I Accidentally Played HARDY’s “Radio Song” For My 5-Year Old And Now He Knows The F-Word

Hardy country music

“Daddy, did he just say ‘Radio Song?’”

I froze in horror, suddenly awakened from parental brain fog enroute to swimming lessons.

“FUUUUUCKKKK!!!!!” blared from the speakers. I fumbled with the console trying to skip songs, but it was too late: my kids had learned the F-word from HARDY.

F*ck.

I always make sure to skip “Radio Song” when I’m with my kids. HARDY’s hilarious, genre-bending, middle finger to the country music establishment features A Day to Remember’s Jeremy McKinnon, who delivers the screaming, hard-rock punchline.

It starts with a spoken-word style opening that evokes Beck’s “Loser,” transitions into a vanilla, faux pop-country banger, and then gives way without warning to a heavy-rock symphony of distortion, screams, and precisely nine F-words.

Every time I hear it, I can’t help but smile… except when I’m driving to swim lessons and realize my lyrical savant kids were locked in for at least three of those “f*cks.”

I’m not a hovering, over-protective parent. I let them watch TV, feed them dessert, and openly celebrate Koe Wetzel Day with a family sing-a-long and a trip to Taco Bell.

It was only a matter of time before foul language would enter our dinnertime chats and leave me scrambling to define and explain some wobbly rules and standards for language in our household. Discussing the F-word (and others like it) is in my job description.

But my oldest kid is five and the worst word he knows—as he should—is “stupid.” He wasn’t ready to make the leap to “f*ck” without at least dabbling in “d*mn,” “sh*t,” and “*ss” for a little while. I prayed for forgiveness, deliverance, and wisdom, and tried to change the subject.

“Hey, what do you guys want to listen to? The Mickey Mouse Club? Ghostbusters? Whatever you want!”

They weren’t having it.

“Aww, I like that song,” said the kindergartner, apparently not letting me off easy.

“Hey!” he called to his three-year-old brother. “Sing it with me!”

Thanks to that “redneck f*ck,” HARDY, his profanity-laced “art,” and my negligent management of Spotify’s explicit labels, my innocent son was about to defile his lips with a word I didn’t expect to hear from him until he was at least celebrating double-digit birthdays.

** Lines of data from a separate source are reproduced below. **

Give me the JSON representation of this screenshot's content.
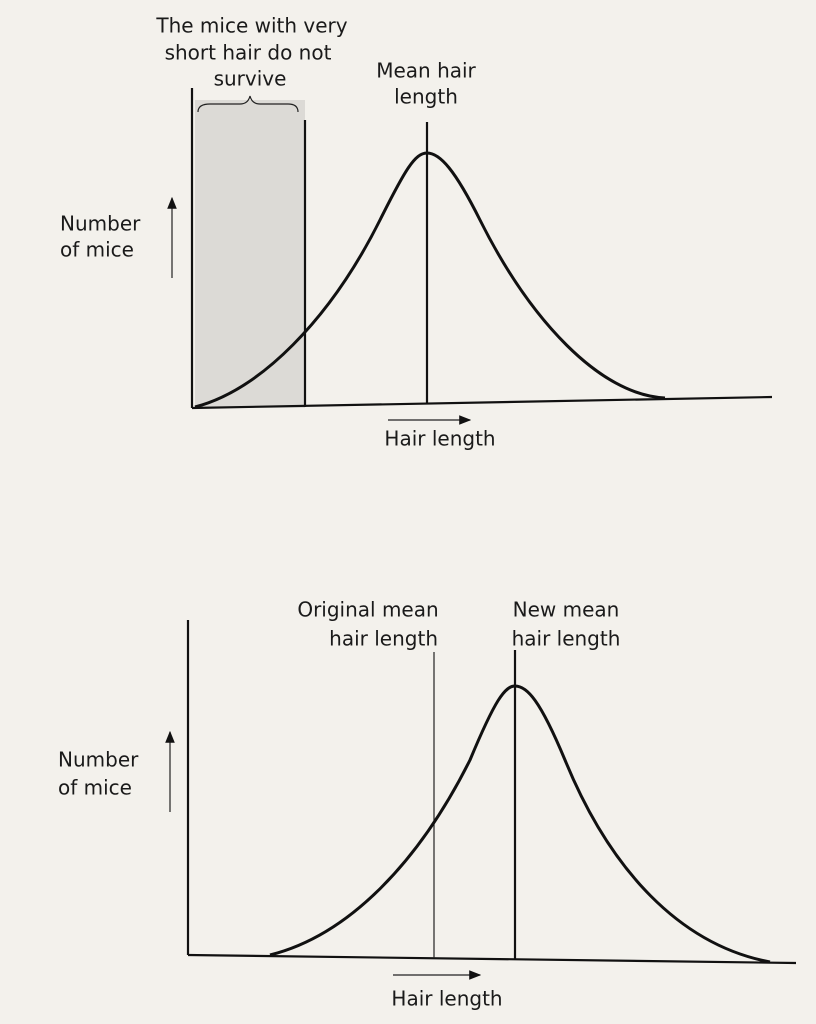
{
  "top_diagram": {
    "annotation": [
      "The mice with very",
      "short hair do not",
      "survive"
    ],
    "mean_label": [
      "Mean hair",
      "length"
    ],
    "y_axis_label": [
      "Number",
      "of mice"
    ],
    "x_axis_label": "Hair length"
  },
  "bottom_diagram": {
    "original_mean_label": [
      "Original mean",
      "hair length"
    ],
    "new_mean_label": [
      "New mean",
      "hair length"
    ],
    "y_axis_label": [
      "Number",
      "of mice"
    ],
    "x_axis_label": "Hair length"
  }
}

I imagined all the visits to the principal’s office in my future as I watched him bob his head in my rear-view mirror, gearing up to sing “Radio Song.” I shook my head and waited, rehearsing my lecture over and over in my head. And then it happened.

“FAAAAARRRRTTT!!!!” he screamed in his best Jeremy McKinnon impression.

And I saved my lecture for another day.